Ведьма проорала сверху:
— Мошню добудь! — и он пошарил взглядом вокруг, пока не наткнулся в тусклом свете, оставшемся после пса, обмякший черный кожаный мешочек с перетянутым шнурком устьем и схватил его, как раз когда ноги его оторвались от земли. И потащило его за пояс наверх, порожнего, как пустое дерево. И вот уж стоит он на лесной дороге, лицом к лицу с ведьмой, и привыкает к свету, и хорошо ему. Стоял он и щупал свои деньги, стиснув сморщенную мошню в кулаке.
— Вот это тебе надо? — спросил солдат.
— Да, отдай мне. У тебя уже все есть, — ответила ведьма.
— Ты знаешь мою мать? — спросил солдат. Заглянул ей в глаза, а те — крысиные, кто знает, может, и впрямь то были глаза егозливых крыс, их ведьма вырезала да себе взяла. Кто ж знает, были у нее когда-нибудь свои или нет.
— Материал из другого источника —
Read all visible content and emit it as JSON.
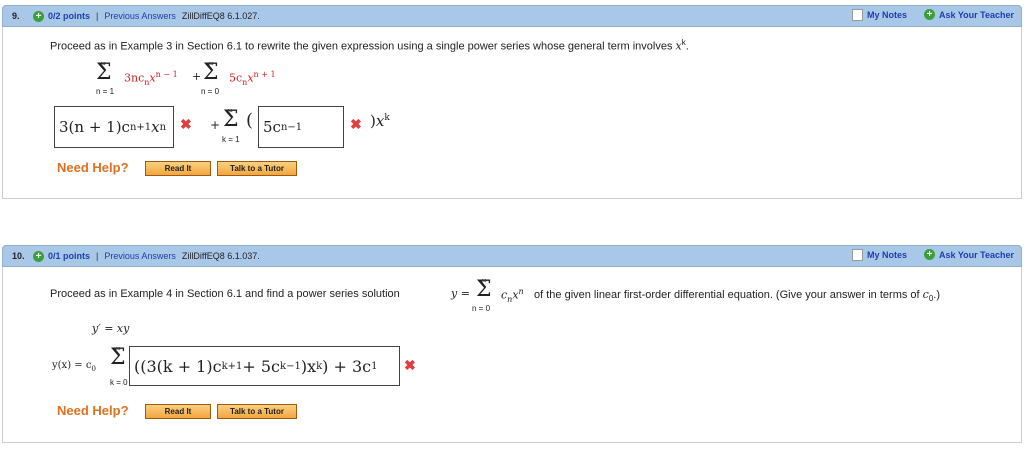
{
  "q9": {
    "number": "9.",
    "plus": "+",
    "points": "0/2 points",
    "separator": "|",
    "previous": "Previous Answers",
    "code": "ZillDiffEQ8 6.1.027.",
    "my_notes": "My Notes",
    "ask_teacher": "Ask Your Teacher",
    "prompt": "Proceed as in Example 3 in Section 6.1 to rewrite the given expression using a single power series whose general term involves",
    "prompt_var": "x",
    "prompt_sup": "k",
    "prompt_end": ".",
    "expr": {
      "sum_symbol": "Σ",
      "inf": "∞",
      "term1": "3nc",
      "term1_sub": "n",
      "term1_x": "x",
      "term1_exp": "n − 1",
      "lower1": "n = 1",
      "plus": "+",
      "term2": "5c",
      "term2_sub": "n",
      "term2_x": "x",
      "term2_exp": "n + 1",
      "lower2": "n = 0"
    },
    "answer1": "3(n + 1)c",
    "answer1_sub": "n+1",
    "answer1_x": "x",
    "answer1_exp": "n",
    "mid_plus": "+",
    "sum_lower": "k = 1",
    "paren_open": "(",
    "answer2": "5c",
    "answer2_sub": "n−1",
    "paren_close": ")",
    "xk": "x",
    "xk_exp": "k",
    "wrong_mark": "✖",
    "need_help": "Need Help?",
    "read_it": "Read It",
    "talk_tutor": "Talk to a Tutor"
  },
  "q10": {
    "number": "10.",
    "plus": "+",
    "points": "0/1 points",
    "separator": "|",
    "previous": "Previous Answers",
    "code": "ZillDiffEQ8 6.1.037.",
    "my_notes": "My Notes",
    "ask_teacher": "Ask Your Teacher",
    "prompt_a": "Proceed as in Example 4 in Section 6.1 and find a power series solution",
    "y_eq": "y =",
    "series": "c",
    "series_sub": "n",
    "series_x": "x",
    "series_exp": "n",
    "series_lower": "n = 0",
    "prompt_b": "of the given linear first-order differential equation. (Give your answer in terms of",
    "c0": "c",
    "c0_sub": "0",
    "prompt_c": ".)",
    "ode": "y′ = xy",
    "yx": "y(x) = c",
    "yx_sub": "0",
    "sum_lower": "k = 0",
    "answer": "((3(k + 1)c",
    "answer_sub1": "k+1",
    "answer_mid": " + 5c",
    "answer_sub2": "k−1",
    "answer_tail": ")x",
    "answer_exp": "k",
    "answer_end": ") + 3c",
    "answer_sub3": "1",
    "wrong_mark": "✖",
    "need_help": "Need Help?",
    "read_it": "Read It",
    "talk_tutor": "Talk to a Tutor"
  }
}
Кто ж знает, что там за ними, потеряла она их или это ее мать их забрала. — Я как раз шел ее искать, — сказал солдат, держа мошню у ведьмы на виду и подпуская угрожающего скепсиса в голос, — и тут, поди знай, тебя повстречал.
— А почем мне знать? Отдай мошню. Я кое-кого знаю. Почем мне знать, что они там делают со своими чреслами. Я простая ведьма. Отдай мошню.
Солдат подобрал веревку, что упала с пояса и лежала кучей у его ног. Прижал он ведьму к дереву — так, чтобы ею закрыть дупло, — да и привязал ее.